Mahfud MD Sebut RUU Omnibus Law Salah Ketik, Guru Besar Unsoed: Menggelikan Sekaligus Memalukan
Nasional

Pernyataan Menko Polhukam Mahfud MD terkait salah ketik RUU Omnibus Law lantas ditanggapi oleh guru besar Universitas Jenderal Soedirman (Unsoed) Purwokerto, Prof Ade Maman Suherman.

WowKeren - Pro dan kontra terhadap Rancangan Undang-Undang (RUU) Omnibus Law Cipta Kerja masih terus bermunculan.
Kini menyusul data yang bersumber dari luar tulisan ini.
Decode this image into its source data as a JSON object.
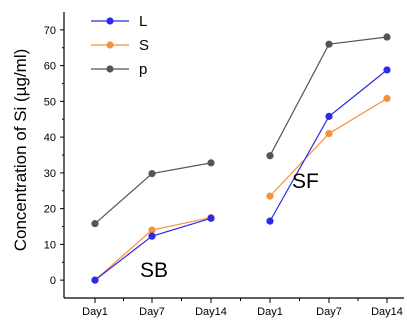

Salah satu isu yang menimbulkan kontroversi adalah adanya kewenangan Presiden untuk mengubah Undang-Undang (UU) lewat Peraturan Pemerintah (PP).

Menteri Koordinator Bidang Politik, Hukum, dan Keamanan (Menko Polhukam) Mahfud MD pun memastikan bahwa UU memang tidak bisa diganti dengan PP. Kalaupun ada dalam Omnibus Law poin yang menyebut bahwa UU bisa diganti PP maka menurutnya kemungkinan hal itu disebabkan karena adanya salah ketik.

Pernyataan Mahfud ini lantas ditanggapi oleh guru besar Universitas Jenderal Soedirman (Unsoed) Purwokerto, Prof Ade Maman Suherman. "Typo atau substantive error? Draf UU Cipta Lapangan Kerja unprofessional dan under standard," tutur Ade dilansir detikcom pada Rabu (19/2).


Menurut Ade, adanya salah ketik alias typo di RUU Omnibus Law sangatlah menggelikan. Khususnya di kalangan para akademisi pendidikan tinggi hukum.

"Lihat KKNI dan Standar Nasional Pendidikan Tinggi atau Indonesian Quaalification Frame Work sebagaimana diatur Peraturan Presiden Republik Indonesia Nomor 8 tahun 2012," kata Ade. "Parameter KKNI meliputi ilmu pengetahuan/science, pengetahuan/knowledge, pemahaman/know how, skill, afeksi dan kompetensi."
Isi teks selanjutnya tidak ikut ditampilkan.